Stratum 2. Early Islamic period, ninth–tenth centuries CE (Fig. 4)
A wall (W55, width 0.8 m, height 1.3 m) was discovered beneath the earthen fill of L1901 and below the walls of the vault (W51, W52). A narrow staircase of three steps descending from west to east (L1903, preserved width 0.6 m) was built along its northern face. The latest pottery sherds discovered, when the staircase was dismantled, date to the ninth–tenth centuries CE, thus indicating that the staircase is not earlier than this time. The soil fill accumulation above the staircase (L1902) also contained fragments of pottery vessels, the latest of which are from the Early Islamic period (ninth–tenth centuries CE).

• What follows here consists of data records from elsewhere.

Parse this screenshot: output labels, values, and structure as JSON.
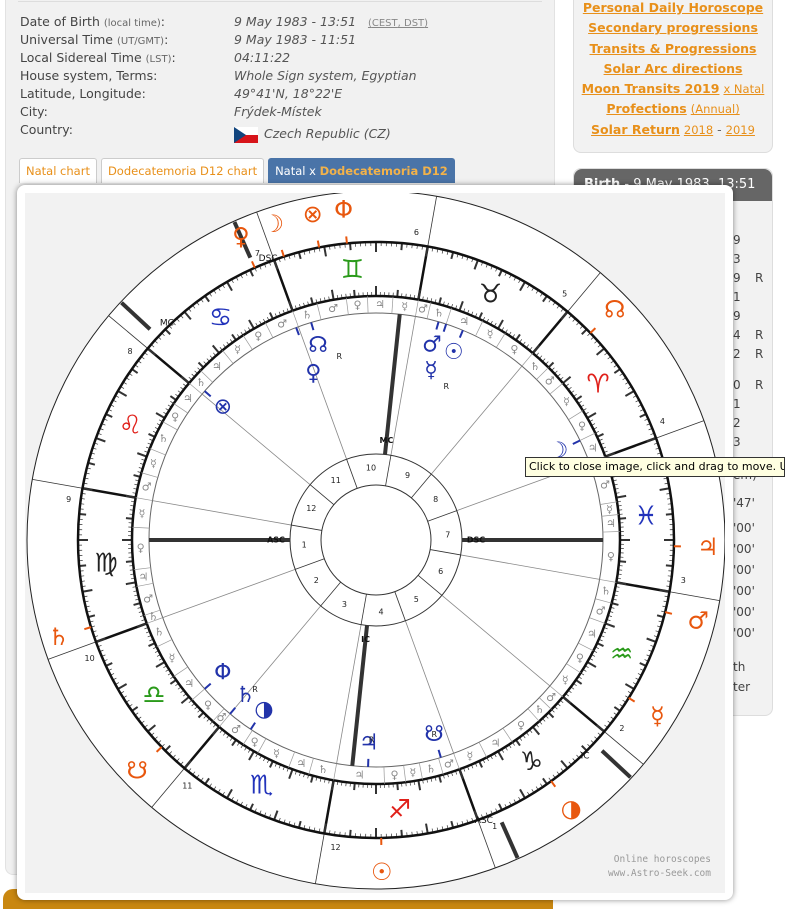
{
  "info": {
    "rows": [
      {
        "label": "Date of Birth",
        "note": "(local time)",
        "value": "9 May 1983 - 13:51",
        "links": [
          "CEST",
          "DST"
        ]
      },
      {
        "label": "Universal Time",
        "note": "(UT/GMT)",
        "value": "9 May 1983 - 11:51"
      },
      {
        "label": "Local Sidereal Time",
        "note": "(LST)",
        "value": "04:11:22"
      },
      {
        "label": "House system, Terms:",
        "value": "Whole Sign system, Egyptian"
      },
      {
        "label": "Latitude, Longitude:",
        "value": "49°41'N, 18°22'E"
      },
      {
        "label": "City:",
        "value": "Frýdek-Místek"
      },
      {
        "label": "Country:",
        "value": "Czech Republic (CZ)"
      }
    ]
  },
  "tabs": {
    "natal": "Natal chart",
    "d12": "Dodecatemoria D12 chart",
    "combo_a": "Natal x ",
    "combo_b": "Dodecatemoria D12"
  },
  "links": {
    "daily": "Personal Daily Horoscope",
    "secondary": "Secondary progressions",
    "transits": "Transits & Progressions",
    "solar_arc": "Solar Arc directions",
    "moon": "Moon Transits 2019",
    "moon_sub": "x Natal",
    "profections": "Profections",
    "profections_sub": "(Annual)",
    "solar_return": "Solar Return",
    "sr1": "2018",
    "sr_sep": "-",
    "sr2": "2019"
  },
  "birth_panel": {
    "header_bold": "Birth",
    "header_rest": " - 9 May 1983, 13:51",
    "fragments": [
      "9",
      "3",
      "9",
      "1",
      "9",
      "4",
      "2",
      "0",
      "1",
      "2",
      "3",
      "em)",
      "'47'",
      "'00'",
      "'00'",
      "'00'",
      "'00'",
      "'00'",
      "'00'",
      "th",
      "ter"
    ],
    "retro_marks": [
      "R",
      "R",
      "R",
      "R"
    ]
  },
  "tooltip": "Click to close image, click and drag to move. Use arrows",
  "credit": {
    "line1": "Online horoscopes",
    "line2": "www.Astro-Seek.com"
  },
  "chart_data": {
    "type": "astrology-biwheel",
    "inner": "Natal",
    "outer": "Dodecatemoria D12",
    "house_system": "Whole Sign",
    "terms": "Egyptian",
    "colors": {
      "fire": "#e0201a",
      "earth": "#222222",
      "air": "#2a9a1a",
      "water": "#2233bb",
      "natal": "#2233aa",
      "d12": "#e8570e"
    },
    "signs": [
      {
        "glyph": "♈",
        "el": "fire"
      },
      {
        "glyph": "♉",
        "el": "earth"
      },
      {
        "glyph": "♊",
        "el": "air"
      },
      {
        "glyph": "♋",
        "el": "water"
      },
      {
        "glyph": "♌",
        "el": "fire"
      },
      {
        "glyph": "♍",
        "el": "earth"
      },
      {
        "glyph": "♎",
        "el": "air"
      },
      {
        "glyph": "♏",
        "el": "water"
      },
      {
        "glyph": "♐",
        "el": "fire"
      },
      {
        "glyph": "♑",
        "el": "earth"
      },
      {
        "glyph": "♒",
        "el": "air"
      },
      {
        "glyph": "♓",
        "el": "water"
      }
    ],
    "egyptian_terms": [
      [
        [
          "♃",
          6
        ],
        [
          "♀",
          6
        ],
        [
          "☿",
          8
        ],
        [
          "♂",
          5
        ],
        [
          "♄",
          5
        ]
      ],
      [
        [
          "♀",
          8
        ],
        [
          "☿",
          6
        ],
        [
          "♃",
          8
        ],
        [
          "♄",
          5
        ],
        [
          "♂",
          3
        ]
      ],
      [
        [
          "☿",
          6
        ],
        [
          "♃",
          6
        ],
        [
          "♀",
          5
        ],
        [
          "♂",
          7
        ],
        [
          "♄",
          6
        ]
      ],
      [
        [
          "♂",
          7
        ],
        [
          "♀",
          6
        ],
        [
          "☿",
          6
        ],
        [
          "♃",
          7
        ],
        [
          "♄",
          4
        ]
      ],
      [
        [
          "♃",
          6
        ],
        [
          "♀",
          5
        ],
        [
          "♄",
          7
        ],
        [
          "☿",
          6
        ],
        [
          "♂",
          6
        ]
      ],
      [
        [
          "☿",
          7
        ],
        [
          "♀",
          10
        ],
        [
          "♃",
          4
        ],
        [
          "♂",
          7
        ],
        [
          "♄",
          2
        ]
      ],
      [
        [
          "♄",
          6
        ],
        [
          "☿",
          8
        ],
        [
          "♃",
          7
        ],
        [
          "♀",
          7
        ],
        [
          "♂",
          2
        ]
      ],
      [
        [
          "♂",
          7
        ],
        [
          "♀",
          4
        ],
        [
          "☿",
          8
        ],
        [
          "♃",
          5
        ],
        [
          "♄",
          6
        ]
      ],
      [
        [
          "♃",
          12
        ],
        [
          "♀",
          5
        ],
        [
          "☿",
          4
        ],
        [
          "♄",
          5
        ],
        [
          "♂",
          4
        ]
      ],
      [
        [
          "☿",
          7
        ],
        [
          "♃",
          7
        ],
        [
          "♀",
          8
        ],
        [
          "♄",
          4
        ],
        [
          "♂",
          4
        ]
      ],
      [
        [
          "☿",
          7
        ],
        [
          "♀",
          6
        ],
        [
          "♃",
          7
        ],
        [
          "♂",
          5
        ],
        [
          "♄",
          5
        ]
      ],
      [
        [
          "♀",
          12
        ],
        [
          "♃",
          4
        ],
        [
          "☿",
          3
        ],
        [
          "♂",
          9
        ],
        [
          "♄",
          2
        ]
      ]
    ],
    "natal_angles": {
      "ASC": 160,
      "MC": 64,
      "DSC": 340,
      "IC": 244
    },
    "d12_angles": {
      "ASC": 274,
      "MC": 117,
      "DSC": 94,
      "IC": 297
    },
    "natal_planets": [
      {
        "name": "Sun",
        "glyph": "☉",
        "lon": 47.5,
        "r": ""
      },
      {
        "name": "Moon",
        "glyph": "☽",
        "lon": 6,
        "r": ""
      },
      {
        "name": "Mercury",
        "glyph": "☿",
        "lon": 52,
        "r": "R"
      },
      {
        "name": "Venus",
        "glyph": "♀",
        "lon": 90.6,
        "r": ""
      },
      {
        "name": "Mars",
        "glyph": "♂",
        "lon": 54,
        "r": ""
      },
      {
        "name": "Jupiter",
        "glyph": "♃",
        "lon": 248,
        "r": "R"
      },
      {
        "name": "Saturn",
        "glyph": "♄",
        "lon": 210,
        "r": "R"
      },
      {
        "name": "North Node",
        "glyph": "☊",
        "lon": 86.6,
        "r": "R"
      },
      {
        "name": "South Node",
        "glyph": "☋",
        "lon": 266.6,
        "r": "R"
      },
      {
        "name": "Fortune",
        "glyph": "⊗",
        "lon": 119,
        "r": ""
      },
      {
        "name": "Vertex",
        "glyph": "Φ",
        "lon": 201,
        "r": ""
      },
      {
        "name": "Lilith",
        "glyph": "◑",
        "lon": 216.5,
        "r": ""
      }
    ],
    "d12_planets": [
      {
        "name": "Sun",
        "glyph": "☉",
        "lon": 251
      },
      {
        "name": "Moon",
        "glyph": "☽",
        "lon": 88
      },
      {
        "name": "Mercury",
        "glyph": "☿",
        "lon": 308
      },
      {
        "name": "Venus",
        "glyph": "♀",
        "lon": 94
      },
      {
        "name": "Mars",
        "glyph": "♂",
        "lon": 326
      },
      {
        "name": "Jupiter",
        "glyph": "♃",
        "lon": 338.8
      },
      {
        "name": "Saturn",
        "glyph": "♄",
        "lon": 177
      },
      {
        "name": "North Node",
        "glyph": "☊",
        "lon": 24
      },
      {
        "name": "South Node",
        "glyph": "☋",
        "lon": 204
      },
      {
        "name": "Fortune",
        "glyph": "⊗",
        "lon": 81
      },
      {
        "name": "Vertex",
        "glyph": "Φ",
        "lon": 75.6
      },
      {
        "name": "Lilith",
        "glyph": "◑",
        "lon": 286
      }
    ]
  }
}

Stratum 3. Byzantine period, sixth century CE (Fig. 4, section 1–1)
Soil fill (L1904) was excavated beneath the staircase in L1903 and W55. A stone slab pavement (L1907–L1908) that extended across a small area was discovered below the staircase. The material sealed beneath it (L1911) included fragments of pottery vessels from the fourth–sixth centuries CE, leading us to ascribe its construction to the late Byzantine period (sixth century), at the earliest. 

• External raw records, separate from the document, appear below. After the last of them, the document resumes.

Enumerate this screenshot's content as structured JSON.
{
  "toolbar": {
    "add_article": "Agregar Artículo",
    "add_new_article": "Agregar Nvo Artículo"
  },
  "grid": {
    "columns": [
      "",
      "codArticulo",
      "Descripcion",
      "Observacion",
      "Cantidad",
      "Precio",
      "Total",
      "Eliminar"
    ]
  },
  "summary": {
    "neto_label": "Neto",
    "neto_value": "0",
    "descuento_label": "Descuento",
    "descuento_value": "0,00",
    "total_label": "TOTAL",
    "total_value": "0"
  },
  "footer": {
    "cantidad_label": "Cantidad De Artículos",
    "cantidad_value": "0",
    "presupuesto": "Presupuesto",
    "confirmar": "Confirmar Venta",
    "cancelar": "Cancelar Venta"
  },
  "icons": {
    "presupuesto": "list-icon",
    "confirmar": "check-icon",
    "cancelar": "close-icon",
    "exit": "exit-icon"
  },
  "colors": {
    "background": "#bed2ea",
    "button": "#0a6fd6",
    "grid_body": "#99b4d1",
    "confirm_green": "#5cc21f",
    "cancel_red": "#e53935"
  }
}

Stratum 4. Roman period, third–fourth centuries CE (Fig. 5)
A system of water channels is attributed to this phase. Channel 1919a was well-constructed and descended from east to west (exposed length 4.3 m, inner width 0.45–0.50 m, depth 1.1–1.2 m). The walls of Channel 1919a were built of ashlars in secondary use and small rough-hewn stones. The inner face of the channel’s walls and its bottom were coated with a layer of thick plaster and it was covered with stone slabs. Channel 1919a was adjoined at an angle of 90° from the south by a slightly narrower, similarly built channel. Channel 1919b (width 0.35 m), which conveyed water from south to north, was also covered with stone slabs. The channels presumably carried water toward the city drainage channel in the Tyropoeon Valley (known in several places beneath the pavement of the Eastern Cardo). The fill that clogged the channels contained fragments of pottery vessels from the third–fifth centuries CE, as well as a Roman provincial coin minted in 100–270 CE (L1919, B3040, IAA 134942). It seems that the channels were blocked and went out of use in the early Byzantine period (fourth or fifth centuries CE).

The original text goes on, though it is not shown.